House debates
Wednesday, 5 March 2014
Matters of Public Importance
Economy
3:36 pm
Bernie Ripoll (Oxley, Australian Labor Party, Shadow Minister Assisting the Leader for Small Business) Share this | Hansard source
This is a Liberal government that today should be in absolute shock and shame. In fact, it should be coming in here and saying sorry to the Australian people for misleading them on jobs and to the economy for wrecking it. In a short period of six months, it has done more damage to this economy than could ever have been contemplated in the past. It is a government that, if it were not so arrogant, would be completely delusional. It is delusional about its own ability, about the economy, about jobs and particularly about the national interest. As we heard from the shadow Treasurer, the government just thought that, by having a plan to get to government, all the work was done. All it needed to do was get elected and the rest would just do itself.
You can see it every day in here with the pomp, the arrogance, the way that the ministers carry themselves and particularly the Prime Minister. He does not have anything to do. He has nothing to answer for, nothing to question, nothing to act on. 'Liberate everyone,' he says. 'Let's just liberate the economy and it'll fix itself. Let's liberate the workers from a job and they'll be better off because there must be a better job. Let's just liberate the economy. Let's just liberate everything.' Every answer to every problem that this government has to face has a simple solution. We just heard it from the Minister for Small Business. It is very simple: it will just fix itself. Let us just liberate the economy and it will fix itself.
I say that the Liberals should be in shock. They should actually be apologising. Somehow they think that from here, from this chamber, they are going to make the world a better place. The whole world would be a better place if only we could liberate Qantas from the future—liberate Qantas workers from their jobs! Well, we are starting to see the evidence of that now.
They came in on a promise to deliver one million jobs. They somehow would magically create a million jobs, even though for six years in opposition they always said that governments do not create jobs—except that now, coming into government, they say they create jobs. But we have seen the exact opposite.
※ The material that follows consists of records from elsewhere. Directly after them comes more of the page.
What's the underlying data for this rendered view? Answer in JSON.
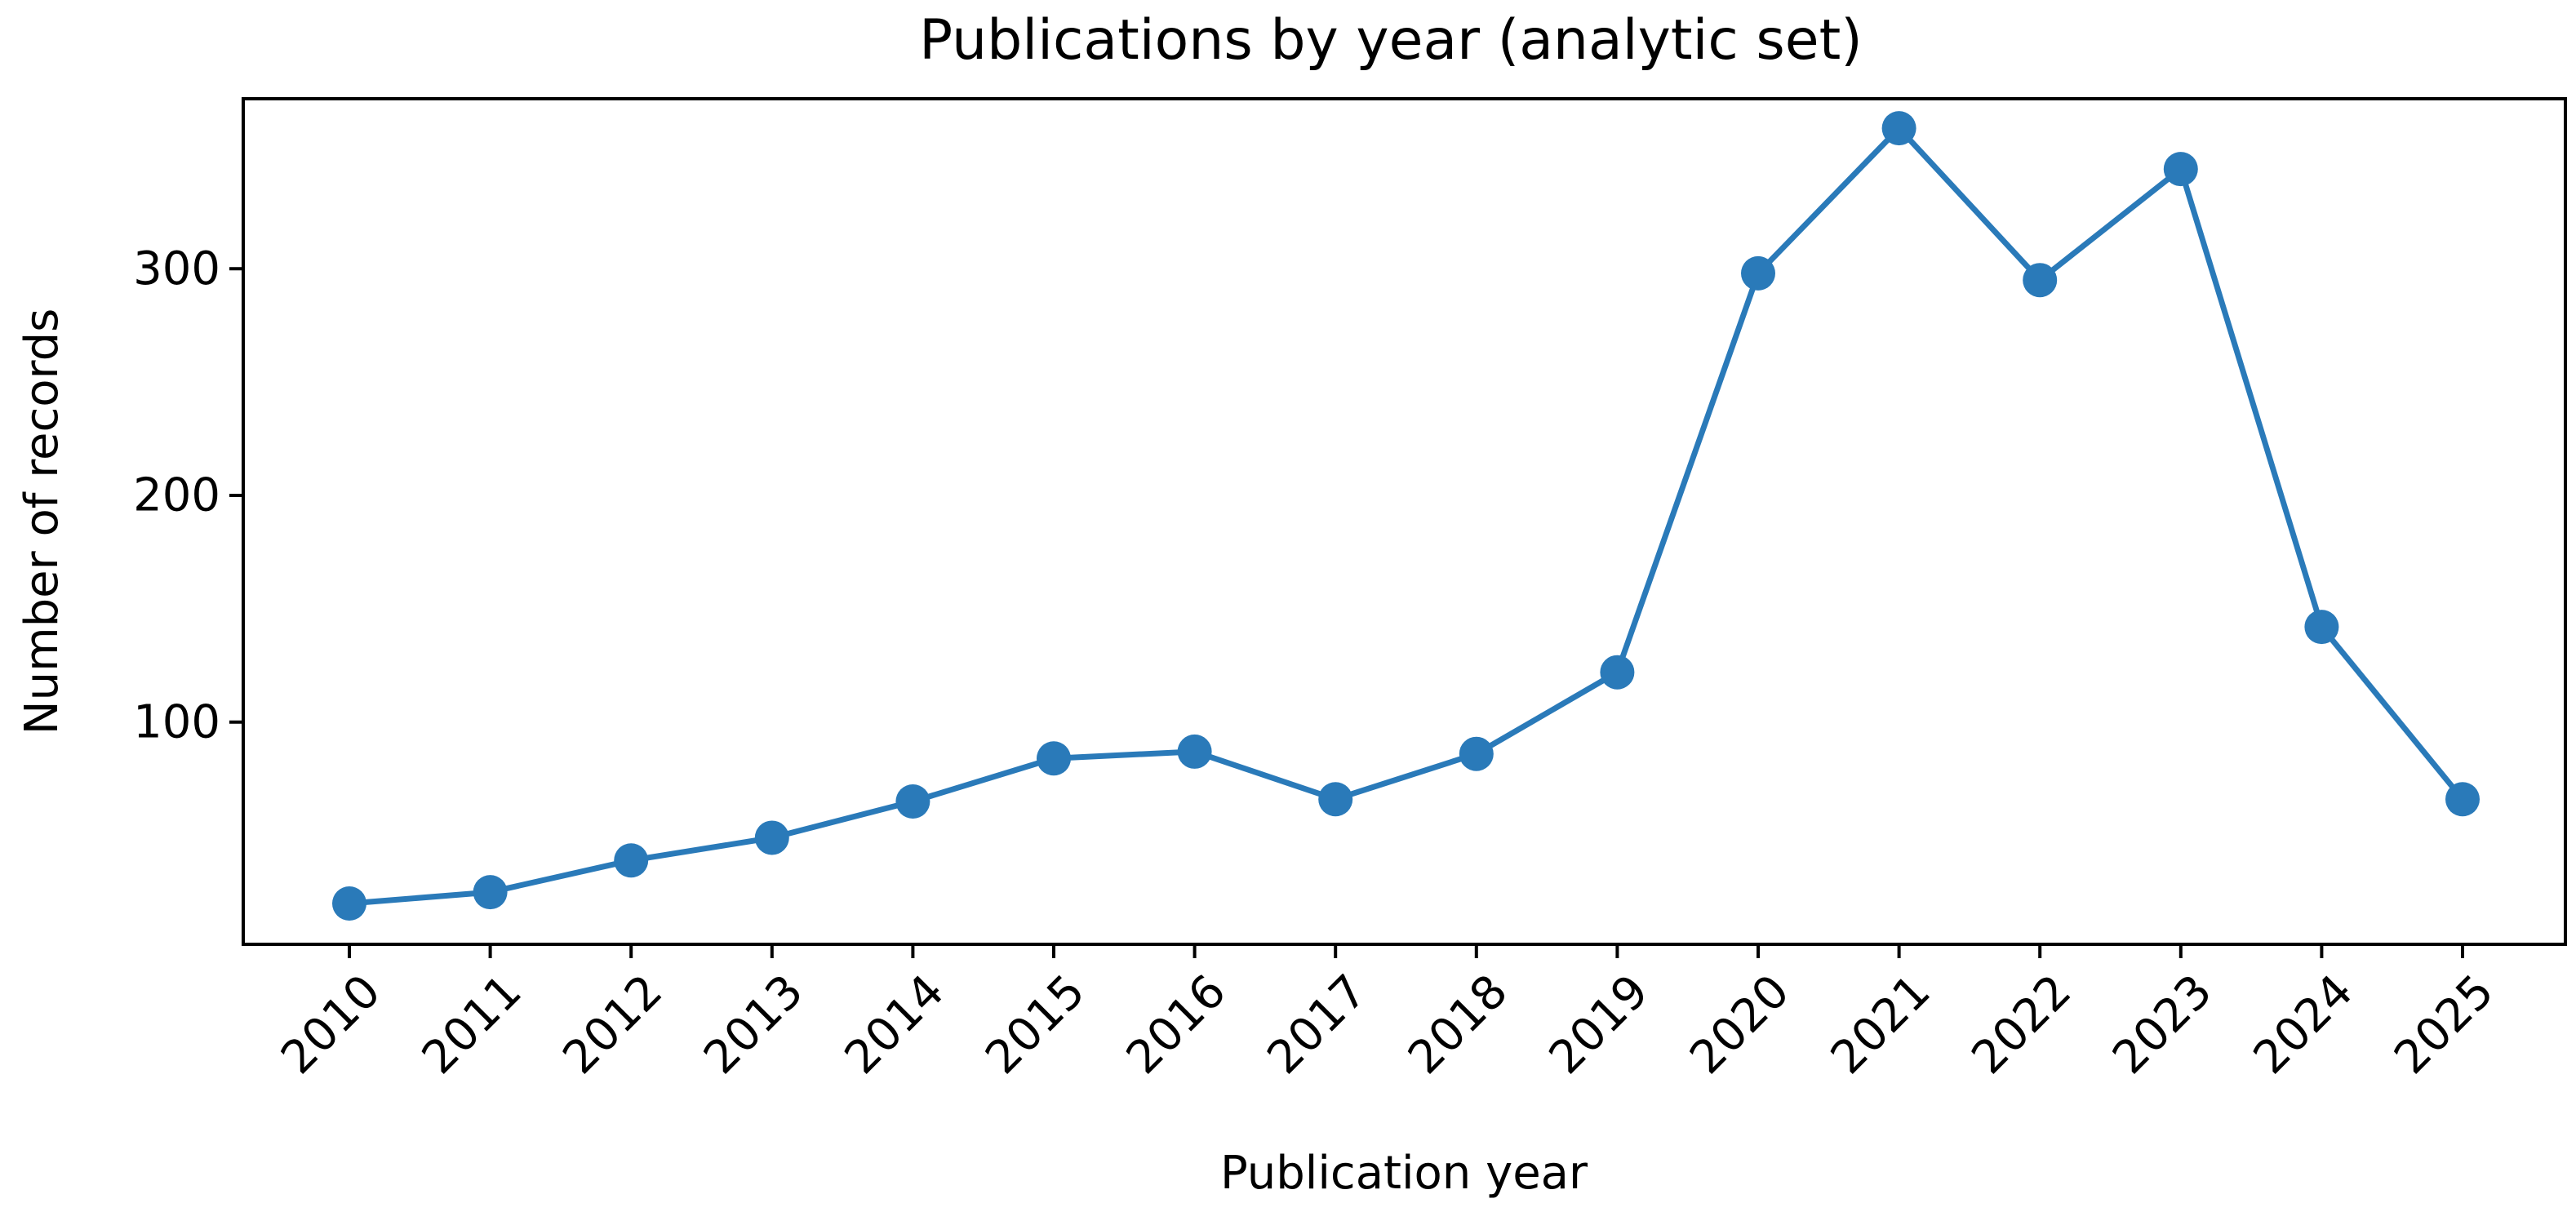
{
  "chart_data": {
    "type": "line",
    "title": "Publications by year (analytic set)",
    "xlabel": "Publication year",
    "ylabel": "Number of records",
    "x": [
      "2010",
      "2011",
      "2012",
      "2013",
      "2014",
      "2015",
      "2016",
      "2017",
      "2018",
      "2019",
      "2020",
      "2021",
      "2022",
      "2023",
      "2024",
      "2025"
    ],
    "series": [
      {
        "values": [
          20,
          25,
          39,
          49,
          65,
          84,
          87,
          66,
          86,
          122,
          298,
          362,
          295,
          344,
          142,
          66
        ]
      }
    ],
    "y_ticks": [
      100,
      200,
      300
    ],
    "ylim": [
      2,
      375
    ],
    "grid": false,
    "legend": false,
    "color": "#2a7ab9",
    "x_tick_rotation_deg": 45
  }
}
Their version of creating jobs is to liberate people from them. It just brings to my mind the image of William Wallace in Braveheart being liberated. When he was being liberated and being garrotted, he screamed, 'Freedom!' They must have this image over there that 5,000 Qantas workers, when they are being garrotted and Qantas is being garrotted, are somehow going to scream out: 'Freedom! We've been liberated from our jobs! How lucky are we!' Well, I think they might have something different in mind. There is no liberation for Qantas. There is no liberation for the economy. People are not being liberated from their jobs to find a better job. People will actually struggle and will suffer.
They think the answer to manufacturing, to innovation and to competition is just to give up. They do not actually have a plan: 'Let's just liberate manufacturing from itself, and it'll fix itself.' They talk about having a plan, but it is the Jaymie Diaz plan, a glossy brochure filled with emptiness. There is just nothing in it. How many pages? It was so blank that even Jaymie Diaz couldn't remember what was in it—of course, because it was blank. Saying you have a plan does not of itself mean you do. They come in here and keep saying, 'We have a plan.' I am yet to hear what it is, and I think the Qantas workers of this country want to know what it is. I think manufacturing in this country want to know what that plan is.
But, if the plan is simply to just give up, if the plan simply is to go out to the marketplace and mislead the market—lead them down the path where they believed something would happen, in the case of Qantas, only to find that was not the case, to find in fact that something very different would happen—I think that is a real problem. If the government were to apply the same corporate governance rules as it wants on super funds, unions, workers and everybody else—if they applied those same rules to themselves in terms of Qantas—you would find the regulator slapping them with a breach of corporate governance, with an enforceable undertaking, and saying, 'You've misled the market,' because that is exactly what the Liberal government have done.
So it is not good news. While they kept trashing the economy every single day for six years—the chief job of the then opposition leader was to come into this place and trash the economy, trash the national interest, trash jobs and trash everything he could—despite all of that and despite a global financial crisis, the worst in 75 years, Labor maintained uninterrupted economic growth for 22 continuous years. Despite all the efforts of this mob—and it is true; it is just a fact—22 uninterrupted years of economic growth continued under Labor for the six years we were in government. And, despite the fact that they have been elected for six months, it continues.
They are trying hard. They are trying to be the first government in 22 years to break that uninterrupted growth and smash it, smash manufacturing and smash Qantas. The national interest does not matter anymore. And, when it comes to small business, the hide of them to come in here and say they are their best friend, because they are taking away everything we did for direct assistance to small business! Shame on you, Liberals!